The author at Allegiant Stadium, Las Vegas, after securing VIP soundcheck seats at BTS’s Permission to Dance concert in April 2022. Image: Tracey Palmer

You were there for BTS, but suddenly you realized you were also there for each other and for yourself.

At the time my daughter and I flew to Las Vegas to attend two more shows, my reluctant husband and older daughter reluctantly joined in. Honestly, I thought my obsession would fade as the pandemic subsided and we all returned to semi-normal lives, or as my daughter graduated high school and prepared to go off to college. I thought it would be put on hold when BTS temporarily paused activities to pursue solo projects and fulfill their mandatory military service obligations. But it didn’t. Two and a half years later, this passion still burns within me.

So, what does it all mean? The truth is, I don’t care anymore.

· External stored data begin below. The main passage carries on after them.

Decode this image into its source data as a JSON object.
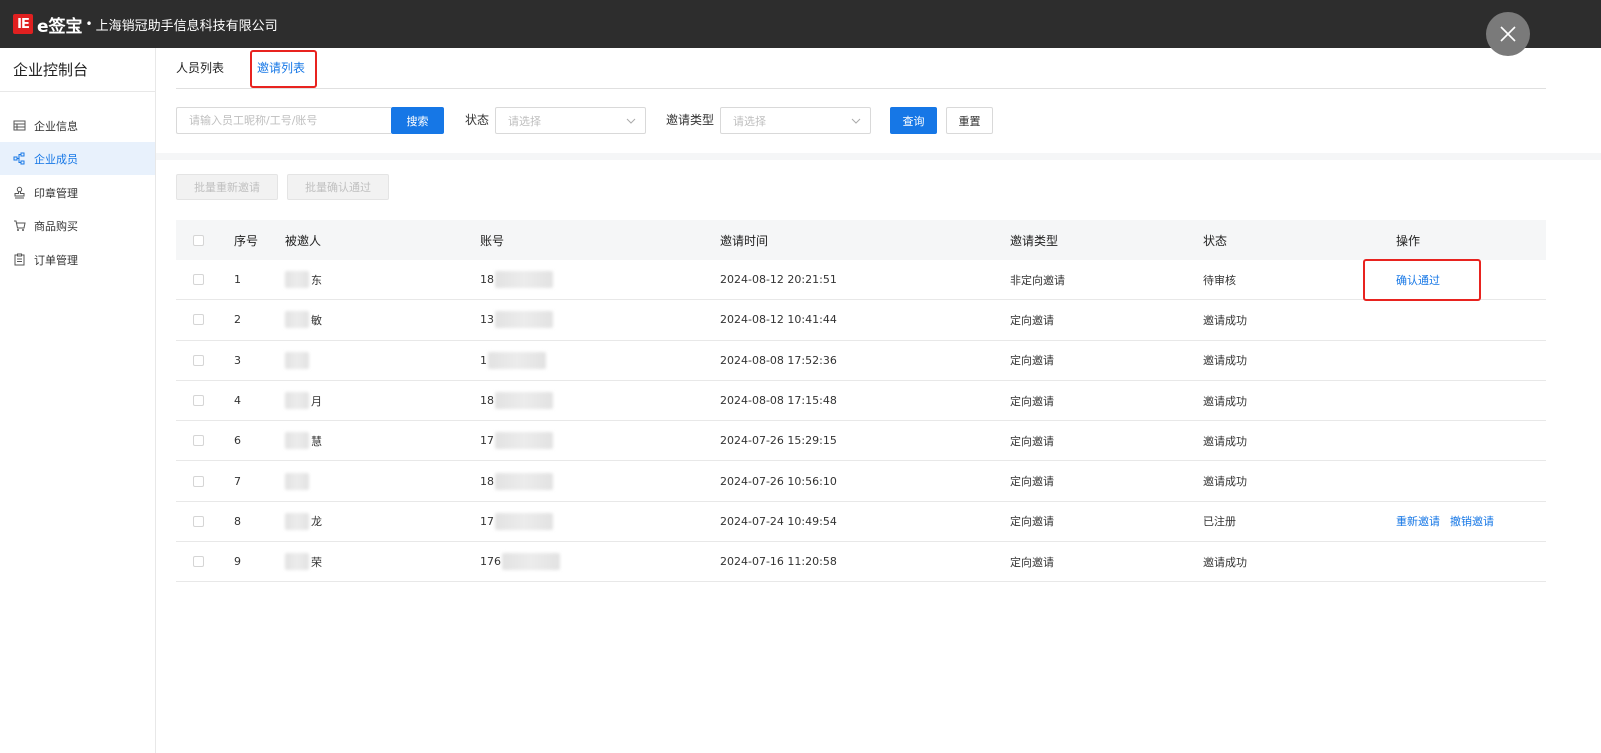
{
  "header": {
    "logo_text": "IE",
    "brand": "e签宝",
    "dot": "•",
    "company": "上海销冠助手信息科技有限公司"
  },
  "sidebar": {
    "title": "企业控制台",
    "items": [
      {
        "label": "企业信息",
        "icon": "table-icon"
      },
      {
        "label": "企业成员",
        "icon": "org-chart-icon"
      },
      {
        "label": "印章管理",
        "icon": "stamp-icon"
      },
      {
        "label": "商品购买",
        "icon": "cart-icon"
      },
      {
        "label": "订单管理",
        "icon": "clipboard-icon"
      }
    ],
    "active_item": "企业成员"
  },
  "tabs": [
    {
      "label": "人员列表",
      "active": false
    },
    {
      "label": "邀请列表",
      "active": true
    }
  ],
  "filters": {
    "search_placeholder": "请输入员工昵称/工号/账号",
    "search_button": "搜索",
    "status_label": "状态",
    "status_placeholder": "请选择",
    "invite_type_label": "邀请类型",
    "invite_type_placeholder": "请选择",
    "query_button": "查询",
    "reset_button": "重置"
  },
  "batch_actions": {
    "reinvite": "批量重新邀请",
    "confirm": "批量确认通过"
  },
  "table": {
    "columns": [
      "序号",
      "被邀人",
      "账号",
      "邀请时间",
      "邀请类型",
      "状态",
      "操作"
    ],
    "rows": [
      {
        "no": "1",
        "name": "东",
        "account": "18",
        "time": "2024-08-12 20:21:51",
        "type": "非定向邀请",
        "status": "待审核",
        "actions": [
          "确认通过"
        ]
      },
      {
        "no": "2",
        "name": "敏",
        "account": "13",
        "time": "2024-08-12 10:41:44",
        "type": "定向邀请",
        "status": "邀请成功",
        "actions": []
      },
      {
        "no": "3",
        "name": "",
        "account": "1",
        "time": "2024-08-08 17:52:36",
        "type": "定向邀请",
        "status": "邀请成功",
        "actions": []
      },
      {
        "no": "4",
        "name": "月",
        "account": "18",
        "time": "2024-08-08 17:15:48",
        "type": "定向邀请",
        "status": "邀请成功",
        "actions": []
      },
      {
        "no": "6",
        "name": "慧",
        "account": "17",
        "time": "2024-07-26 15:29:15",
        "type": "定向邀请",
        "status": "邀请成功",
        "actions": []
      },
      {
        "no": "7",
        "name": "",
        "account": "18",
        "time": "2024-07-26 10:56:10",
        "type": "定向邀请",
        "status": "邀请成功",
        "actions": []
      },
      {
        "no": "8",
        "name": "龙",
        "account": "17",
        "time": "2024-07-24 10:49:54",
        "type": "定向邀请",
        "status": "已注册",
        "actions": [
          "重新邀请",
          "撤销邀请"
        ]
      },
      {
        "no": "9",
        "name": "荣",
        "account": "176",
        "time": "2024-07-16 11:20:58",
        "type": "定向邀请",
        "status": "邀请成功",
        "actions": []
      }
    ]
  },
  "colors": {
    "accent": "#1677e6",
    "highlight": "#e8231f",
    "topbar": "#2d2d2d"
  }
}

Min Yoongi (also known as SUGA/Agust D) once said that you’ll find BTS when you need them the most. This past spring, we saw the rapper and music producer twice on his solo world tour, his first solo tour for any BTS member. In Newark, I met Kim from Pennsylvania. After six hours of waiting in the rain to gain VIP soundcheck access, my daughter and I secured a spot right in front of the stage and stood for two more hours before the show started. Just as I began to think I was too old for this, I noticed a woman next to me, looking my age. We exchanged knowing smiles. “This is my reward for surviving a year of chemotherapy,” she said to me. She leaned heavily on a walker with one hand, her ARMY Bomb flashing in the other.

For the next five hours, despite almost collapsing from exhaustion, not once did Kim stop smiling. We sangtogether and screamed together until our voices became hoarse. We weren’t there to escape our lives; we were there to live them fully.

The journey doesn’t end here. BTS continues to inspire and captivate me. Their music, their performances, and their message of self-love and unity resonate deeply within me. They have become more than just a boy band to me; they are a source of inspiration and joy. Through their music, they have created a community of love and support that transcends borders and brings people from all walks of life together.

As I reflect on my journey as a proud Superfan, I realize that BTS has brought so much happiness and positivity into my life. They have reminded me of the power of music, the importance of chasing your dreams, and the beauty of connecting with others who share the same passion.

So, yes, I love BTS, and I embrace my role as a Superfan with pride. They have touched my heart and ignited a fire within me that will continue to burn bright. I am grateful for the joy they bring into my life and for the community of ARMY that I am a part of. Together, we celebrate their music, their achievements, and the bond we share as fans.

In the end, it’s not just about BTS; it’s about the love, inspiration, and connection that their music brings. And as long as that flame keeps burning, I will continue to support and cherish this extraordinary journey.